I bonus fanno discutere sin dalla loro ‘invenzione’ in piena emergenza coronavirus: chi ne ha usufruito, chi non li ha mai visti, chi non li ha capiti, chi non ne ha trovato giovamento, come nel caso di Pc e Tablet che andiamo ad esaminare insieme al sito Paragone.it.

“Sono state tantissime le segnalazioni, molte delle quali arrivate direttamente al Ministero dell’Istruzione, che denunciavano l’impossibilità di seguire le lezioni o a causa di connessioni scarse, o per mancanza di adeguati supporti elettronici”.

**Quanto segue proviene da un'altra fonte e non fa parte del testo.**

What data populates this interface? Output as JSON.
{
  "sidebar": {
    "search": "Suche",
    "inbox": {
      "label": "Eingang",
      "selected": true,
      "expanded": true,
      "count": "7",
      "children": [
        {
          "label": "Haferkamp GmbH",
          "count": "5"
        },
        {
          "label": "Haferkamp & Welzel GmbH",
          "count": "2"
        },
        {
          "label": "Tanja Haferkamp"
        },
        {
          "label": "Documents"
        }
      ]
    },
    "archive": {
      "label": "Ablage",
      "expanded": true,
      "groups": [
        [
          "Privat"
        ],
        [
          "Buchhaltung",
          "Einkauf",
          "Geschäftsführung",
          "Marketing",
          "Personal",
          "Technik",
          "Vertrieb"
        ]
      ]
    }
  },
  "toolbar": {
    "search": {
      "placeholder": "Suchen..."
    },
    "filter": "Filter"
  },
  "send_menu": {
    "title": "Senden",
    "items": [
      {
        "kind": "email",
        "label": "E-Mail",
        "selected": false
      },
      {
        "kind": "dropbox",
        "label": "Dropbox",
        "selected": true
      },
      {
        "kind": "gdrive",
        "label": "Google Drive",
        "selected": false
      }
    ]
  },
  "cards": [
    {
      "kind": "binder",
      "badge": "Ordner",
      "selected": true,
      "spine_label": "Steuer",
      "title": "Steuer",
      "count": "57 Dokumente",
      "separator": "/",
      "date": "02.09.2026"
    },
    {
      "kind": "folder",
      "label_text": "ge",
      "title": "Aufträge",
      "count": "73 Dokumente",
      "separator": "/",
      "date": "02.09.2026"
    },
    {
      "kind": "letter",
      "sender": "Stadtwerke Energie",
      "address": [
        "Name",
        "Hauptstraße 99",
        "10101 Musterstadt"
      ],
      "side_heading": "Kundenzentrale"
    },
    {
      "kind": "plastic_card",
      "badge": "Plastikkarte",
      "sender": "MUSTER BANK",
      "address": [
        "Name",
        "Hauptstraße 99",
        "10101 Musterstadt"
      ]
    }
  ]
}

La ministra Azzolina era stata chiara, a luglio: “Previsti anche voucher per le famiglie: fino a 500 euro, in base all’Isee, per connessioni veloci, pc e tablet”. Ma con il passare dei giorni si scopre la ‘fregatura’. Un lettore scrive a Gianluigi Paragone: “Dal 9 novembre sono in linea le proposte di vari gestori. Ognuno fa come gli pare: il contratto minimo doveva essere di 12 mesi invece Tim propone 20 mesi, tablet a prezzi spropositati rispetto il mercato..”. Ognuno fa come gli pare???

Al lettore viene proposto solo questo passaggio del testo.